At Life Tree we work to find the successful treatments using behavioral therapy and/or medication to bring relief to those dealing with ADHD symptoms. ADHD is not always the hyperactive kid bouncing off the walls and often, especially in adults, is more of the inattentive type. ADHD often co-exists with Rejection Sensitive Dysphoria (RSD).
What is RSD?
RSD is extreme emotional sensitivity and pain triggered by the perception (not necessarily the reality) that a person has been rejected or criticized by important people in their life. RSD can also be triggered be by a sense of falling short or failing to meet their own high standards or expectations of others.
The emotional response hurts much more than it does people without the condition. For people with RSD, the universal life experiences with rejection, criticism or failure are much more severe than for neurotypical individuals and can be highly impairing.
When this emotional response is internalized it can imitate a full, major mood disorder complete with suicidal ideation. The sudden change from feeling perfectly fine to feeling intensely sad that results from RSD is often misdiagnosed as rapid cycling mood disorder.
When this emotional response is externalized, it looks like an impressive, instantaneous rage at the person or situation responsible for causing the pain. In fact, 50% of people who are assigned court-mandated anger-management treatment have previously unrecognized ADHD.
RSD is always triggered by the perceived or real loss of approval, love, or respect and can cause adults with ADHD to anticipate rejection, even when it is anything but certain, causing hypervigilance about avoiding it. This may be misdiagnosed as social phobia. People have difficulty finding the words to describe this pain. They say it’s intense, awful, terrible, overwhelming.
How People Typically Cope With RSD?
1. They become people pleasers. They scan every person they meet to figure out what that person admires and praises. Then they present that false self to others.
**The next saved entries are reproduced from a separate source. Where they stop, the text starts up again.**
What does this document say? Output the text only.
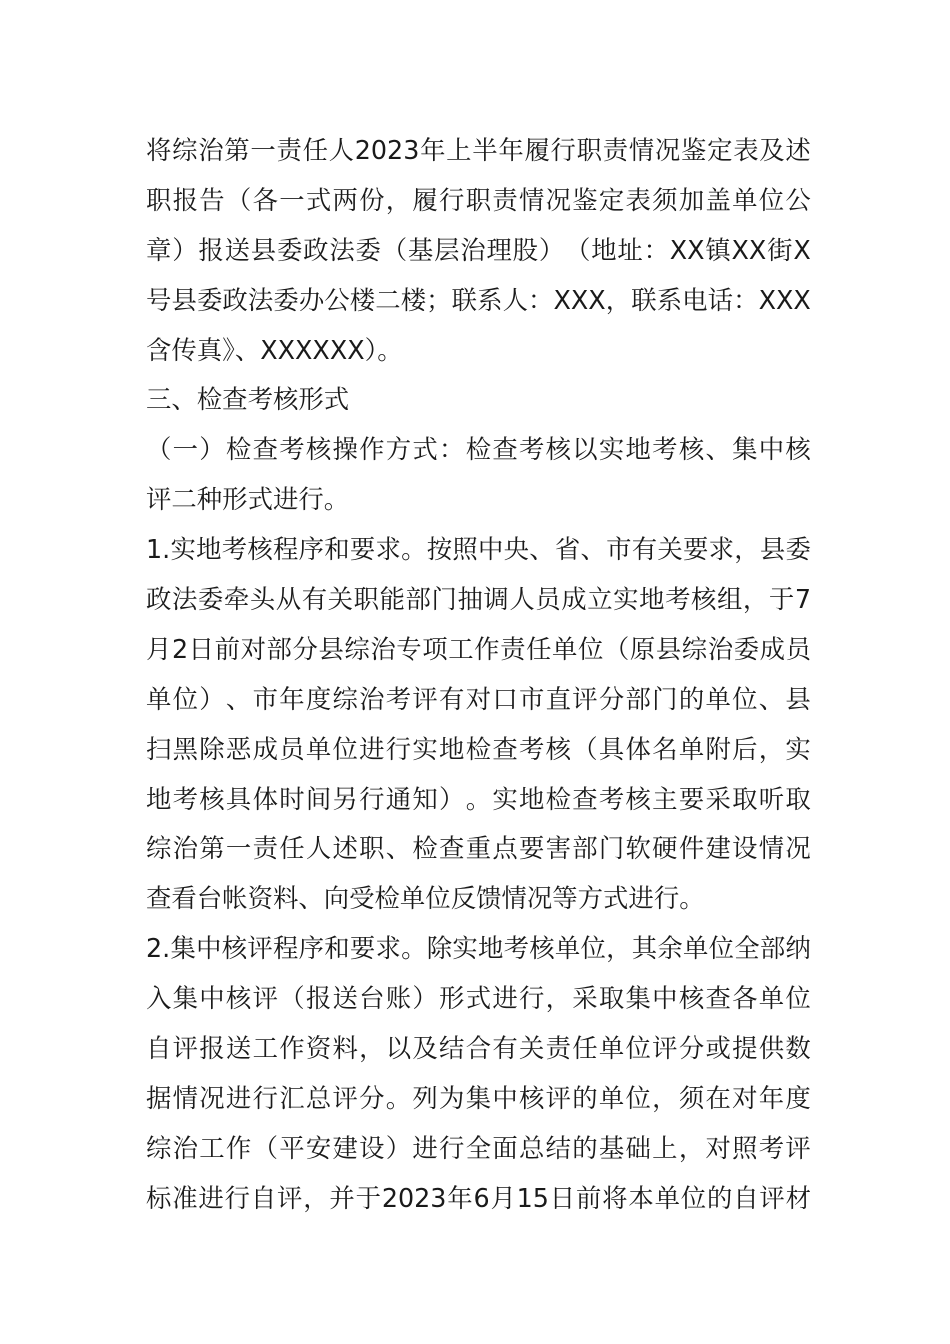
将 综 治 第 一 责 任 人 2023 年 上 半 年 履 行 职 责 情 况 鉴 定 表 及 述
职 报 告 （ 各 一 式 两 份 ， 履 行 职 责 情 况 鉴 定 表 须 加 盖 单 位 公
章 ） 报 送 县 委 政 法 委 （ 基 层 治 理 股 ） （ 地 址 ： XX 镇 XX 街 X
号 县 委 政 法 委 办 公 楼 二 楼 ； 联 系 人 ： XXX ， 联 系 电 话 ： XXX
含传真》、XXXXXX）。
三、检查考核形式
（ 一 ） 检 查 考 核 操 作 方 式 ： 检 查 考 核 以 实 地 考 核 、 集 中 核
评二种形式进行。
1. 实 地 考 核 程 序 和 要 求 。 按 照 中 央 、 省 、 市 有 关 要 求 ， 县 委
政 法 委 牵 头 从 有 关 职 能 部 门 抽 调 人 员 成 立 实 地 考 核 组 ， 于 7
月 2 日 前 对 部 分 县 综 治 专 项 工 作 责 任 单 位 （ 原 县 综 治 委 成 员
单 位 ） 、 市 年 度 综 治 考 评 有 对 口 市 直 评 分 部 门 的 单 位 、 县
扫 黑 除 恶 成 员 单 位 进 行 实 地 检 查 考 核 （ 具 体 名 单 附 后 ， 实
地 考 核 具 体 时 间 另 行 通 知 ） 。 实 地 检 查 考 核 主 要 采 取 听 取
综 治 第 一 责 任 人 述 职 、 检 查 重 点 要 害 部 门 软 硬 件 建 设 情 况
查看台帐资料、向受检单位反馈情况等方式进行。
2. 集 中 核 评 程 序 和 要 求 。 除 实 地 考 核 单 位 ， 其 余 单 位 全 部 纳
入 集 中 核 评 （ 报 送 台 账 ） 形 式 进 行 ， 采 取 集 中 核 查 各 单 位
自 评 报 送 工 作 资 料 ， 以 及 结 合 有 关 责 任 单 位 评 分 或 提 供 数
据 情 况 进 行 汇 总 评 分 。 列 为 集 中 核 评 的 单 位 ， 须 在 对 年 度
综 治 工 作 （ 平 安 建 设 ） 进 行 全 面 总 结 的 基 础 上 ， 对 照 考 评
标 准 进 行 自 评 ， 并 于 2023 年 6 月 15 日 前 将 本 单 位 的 自 评 材
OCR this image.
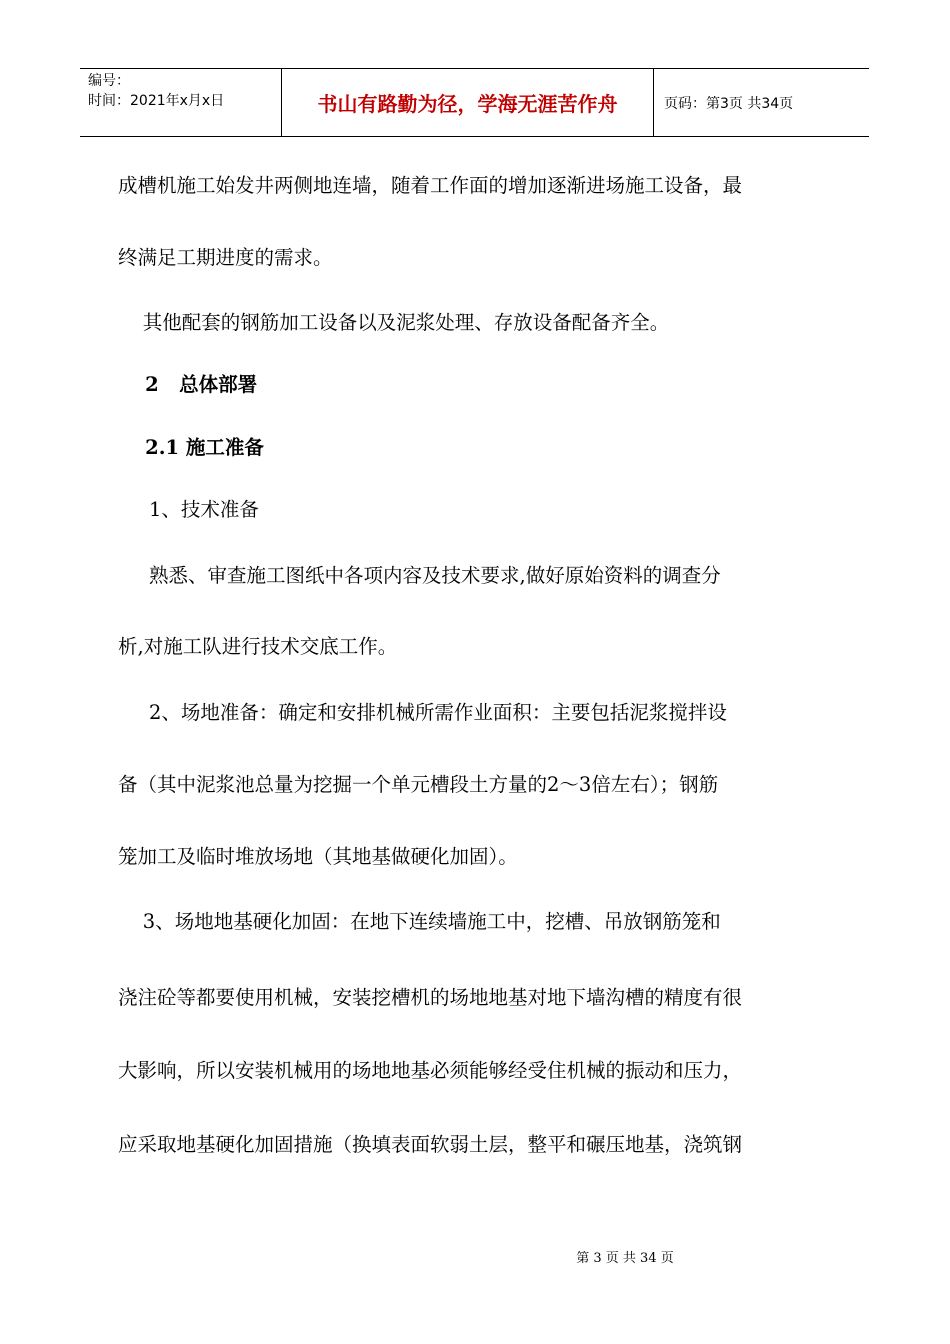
编号：
时间：2021年x月x日	书山有路勤为径，学海无涯苦作舟	页码：第3页 共34页
成槽机施工始发井两侧地连墙，随着工作面的增加逐渐进场施工设备，最
终满足工期进度的需求。
其他配套的钢筋加工设备以及泥浆处理、存放设备配备齐全。
2   总体部署
2.1 施工准备
1、技术准备
熟悉、审查施工图纸中各项内容及技术要求,做好原始资料的调查分
析,对施工队进行技术交底工作。
2、场地准备：确定和安排机械所需作业面积：主要包括泥浆搅拌设
备（其中泥浆池总量为挖掘一个单元槽段土方量的2～3倍左右）；钢筋
笼加工及临时堆放场地（其地基做硬化加固）。
3、场地地基硬化加固：在地下连续墙施工中，挖槽、吊放钢筋笼和
浇注砼等都要使用机械，安装挖槽机的场地地基对地下墙沟槽的精度有很
大影响，所以安装机械用的场地地基必须能够经受住机械的振动和压力，
应采取地基硬化加固措施（换填表面软弱土层，整平和碾压地基，浇筑钢
第 3 页 共 34 页
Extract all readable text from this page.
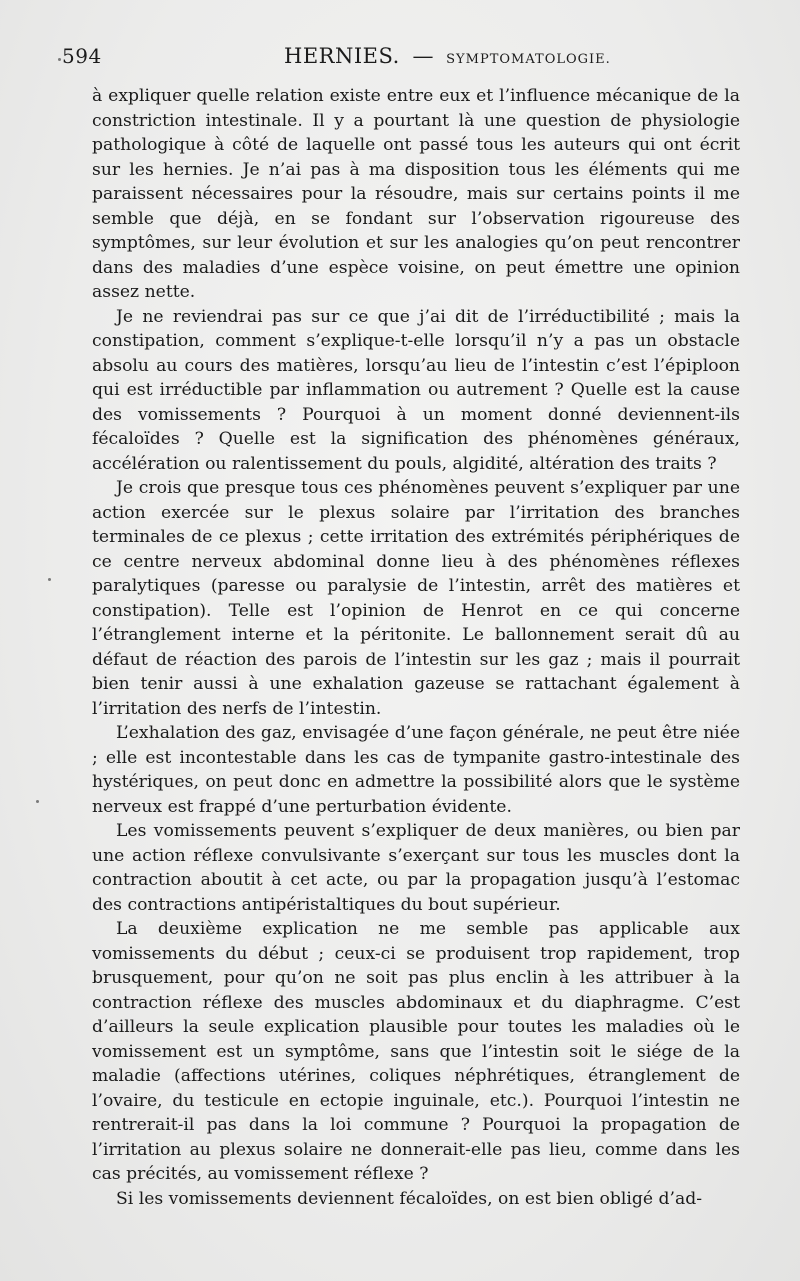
594	HERNIES. — SYMPTOMATOLOGIE.

à expliquer quelle relation existe entre eux et l’influence mécanique de la constriction intestinale. Il y a pourtant là une question de physiologie pathologique à côté de laquelle ont passé tous les auteurs qui ont écrit sur les hernies. Je n’ai pas à ma disposition tous les éléments qui me paraissent nécessaires pour la résoudre, mais sur certains points il me semble que déjà, en se fondant sur l’observation rigoureuse des symptômes, sur leur évolution et sur les analogies qu’on peut rencontrer dans des maladies d’une espèce voisine, on peut émettre une opinion assez nette.

Je ne reviendrai pas sur ce que j’ai dit de l’irréductibilité ; mais la constipation, comment s’explique-t-elle lorsqu’il n’y a pas un obstacle absolu au cours des matières, lorsqu’au lieu de l’intestin c’est l’épiploon qui est irréductible par inflammation ou autrement ? Quelle est la cause des vomissements ? Pourquoi à un moment donné deviennent-ils fécaloïdes ? Quelle est la signification des phénomènes généraux, accélération ou ralentissement du pouls, algidité, altération des traits ?

Je crois que presque tous ces phénomènes peuvent s’expliquer par une action exercée sur le plexus solaire par l’irritation des branches terminales de ce plexus ; cette irritation des extrémités périphériques de ce centre nerveux abdominal donne lieu à des phénomènes réflexes paralytiques (paresse ou paralysie de l’intestin, arrêt des matières et constipation). Telle est l’opinion de Henrot en ce qui concerne l’étranglement interne et la péritonite. Le ballonnement serait dû au défaut de réaction des parois de l’intestin sur les gaz ; mais il pourrait bien tenir aussi à une exhalation gazeuse se rattachant également à l’irritation des nerfs de l’intestin.

L’exhalation des gaz, envisagée d’une façon générale, ne peut être niée ; elle est incontestable dans les cas de tympanite gastro-intestinale des hystériques, on peut donc en admettre la possibilité alors que le système nerveux est frappé d’une perturbation évidente.

Les vomissements peuvent s’expliquer de deux manières, ou bien par une action réflexe convulsivante s’exerçant sur tous les muscles dont la contraction aboutit à cet acte, ou par la propagation jusqu’à l’estomac des contractions antipéristaltiques du bout supérieur.

La deuxième explication ne me semble pas applicable aux vomissements du début ; ceux-ci se produisent trop rapidement, trop brusquement, pour qu’on ne soit pas plus enclin à les attribuer à la contraction réflexe des muscles abdominaux et du diaphragme. C’est d’ailleurs la seule explication plausible pour toutes les maladies où le vomissement est un symptôme, sans que l’intestin soit le siége de la maladie (affections utérines, coliques néphrétiques, étranglement de l’ovaire, du testicule en ectopie inguinale, etc.). Pourquoi l’intestin ne rentrerait-il pas dans la loi commune ? Pourquoi la propagation de l’irritation au plexus solaire ne donnerait-elle pas lieu, comme dans les cas précités, au vomissement réflexe ?

Si les vomissements deviennent fécaloïdes, on est bien obligé d’ad-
Often this becomes such a dominating goal that they forget what they actually wanted from their own lives. They are too busy making sure other people aren’t displeased with them
2. They stop trying. If there is the slightest possibility that a person might try something new and fail or fall short in front of anyone else, it becomes too painful or too risky to make the effort. These bright, capable people avoid any activities that are anxiety-provoking and end up giving up things like dating, applying for jobs, or speaking up in public (both socially and professionally).
3. Some people use the pain of RSD to find adaptations and overachieve. They constantly work to be the best at what they do and strive for idealized perfection. They may be driven to excel above others to be above reproach or ridicule. They lead admirable lives, but at what cost?